Look at the costs of:
* new cards produced and distributed to all potentially affected customers
* time spent straightening out any fraudulent charges
* actual cost of fraudulent charges
* and throw in at least that total in addition for loss of good will (reputation)
* and triple the new total to get the point across
A handful of banks going after TJX in concert will get their attention.
Banks
And when a bank breaches security what happens then? Do all of the other banks gang up on it?
Opening Pandora's Box
TJX will hire some smart lawyers. They will bring up two dirty little secrets, that won’t be secrets anymore:
1) The PCI designed a flawed system that has the Sensitive Cardholder Data flying around in the clear. If the PINs can be encrypted in the POS terminals, why isn’t the rest of the data?
2) The card networks and the issuers, the plantiffs in the suit, are not required to encrypt Sensitive Cardholder Data and most don’t. In fact the settlement files that fly around the networks at night are never encrypted – they are delivered to the acquirers and merchants systems in the clear. The PCI has no current plans to encrypt them.
The PCI is an issuer organization. For a group of issuers to sue the poor merchants is an indication of how powerful and arrogant the PCI is.
I’m guessing that the rest of the retail industry that is currently sueing the PCI over interchange fees will come to the aid of their brother, TJX.

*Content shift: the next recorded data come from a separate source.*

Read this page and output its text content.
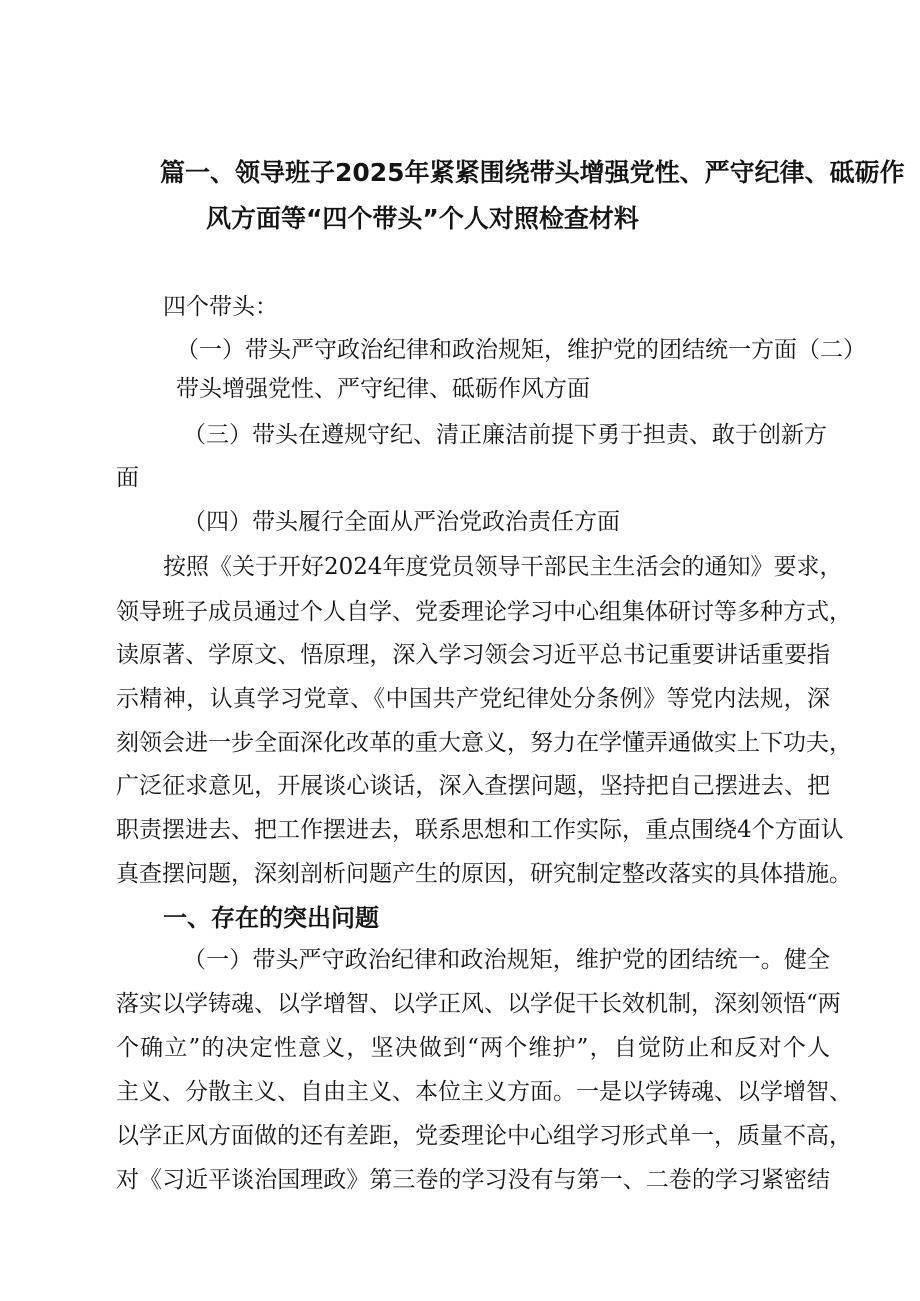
篇一、领导班子2025年紧紧围绕带头增强党性、严守纪律、砥砺作
风方面等“四个带头”个人对照检查材料
四个带头：
（一）带头严守政治纪律和政治规矩，维护党的团结统一方面（二）
带头增强党性、严守纪律、砥砺作风方面
（三）带头在遵规守纪、清正廉洁前提下勇于担责、敢于创新方
面
（四）带头履行全面从严治党政治责任方面
按照《关于开好2024年度党员领导干部民主生活会的通知》要求，
领导班子成员通过个人自学、党委理论学习中心组集体研讨等多种方式，
读原著、学原文、悟原理，深入学习领会习近平总书记重要讲话重要指
示精神，认真学习党章、《中国共产党纪律处分条例》等党内法规，深
刻领会进一步全面深化改革的重大意义，努力在学懂弄通做实上下功夫，
广泛征求意见，开展谈心谈话，深入查摆问题，坚持把自己摆进去、把
职责摆进去、把工作摆进去，联系思想和工作实际，重点围绕4个方面认
真查摆问题，深刻剖析问题产生的原因，研究制定整改落实的具体措施。
一、存在的突出问题
（一）带头严守政治纪律和政治规矩，维护党的团结统一。健全
落实以学铸魂、以学增智、以学正风、以学促干长效机制，深刻领悟“两
个确立”的决定性意义，坚决做到“两个维护”，自觉防止和反对个人
主义、分散主义、自由主义、本位主义方面。一是以学铸魂、以学增智、
以学正风方面做的还有差距，党委理论中心组学习形式单一，质量不高，
对《习近平谈治国理政》第三卷的学习没有与第一、二卷的学习紧密结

This will all come out in court, because why should TJX pay for the PCI’s mistakes?
It will be verrryyyy interesting to watch it all go down.
Re: Opening Pandora's Box
My response doesn’t mean I am a PCI fan-boy, it’s only triggered by (in my opinion) your faulty argument(s).
Would it be more secure overall if sensitive card holder information was stored on the card encrypted? of course it would be.
Would it be more secure if the data was read from the card encrypted at the store and sent to bank encrypted (without ever being decrypted at the merchant)? of course it would be.
And the former would be a valid reason to sue the PCI/card networks/issuers when somebody stole my card from me and read sensitive information straight off my card.
The latter would be a valid reason to sue the PCI/card networks/issuers if somebody intercepted the unencrypted communications between a merchant and the PCI-members.
However, neither is the case: information was stolen by accessing the TJX network and taking it from TJX servers…making them the only party responsible. It was TJX’s choice to 1) have the sensitive information accessible from the outside (hae a lack of sufficient secruity) and 2) have it on their servers unencrypted (just because the PCI expects you to send it unecrypted, doesn’t mean you can’t encrypt it while it’s on/in your system)
To make an analogy: your argument would be the same as: I put a jewelry box in my safety deposit box at a bank and it gets stolen because the bank didn’t lock the vault/my safety deposit box and then says it’s my fault, not theirs, that someone is using my jewelry, because I didn’t lock my jewelry box
Yup, it will.
About Time
It’s about time someone is forcing retailers to take this issue seriously — too often consumers are screwed because of the lack of effort on the parts of these companies to protect consumer’s information.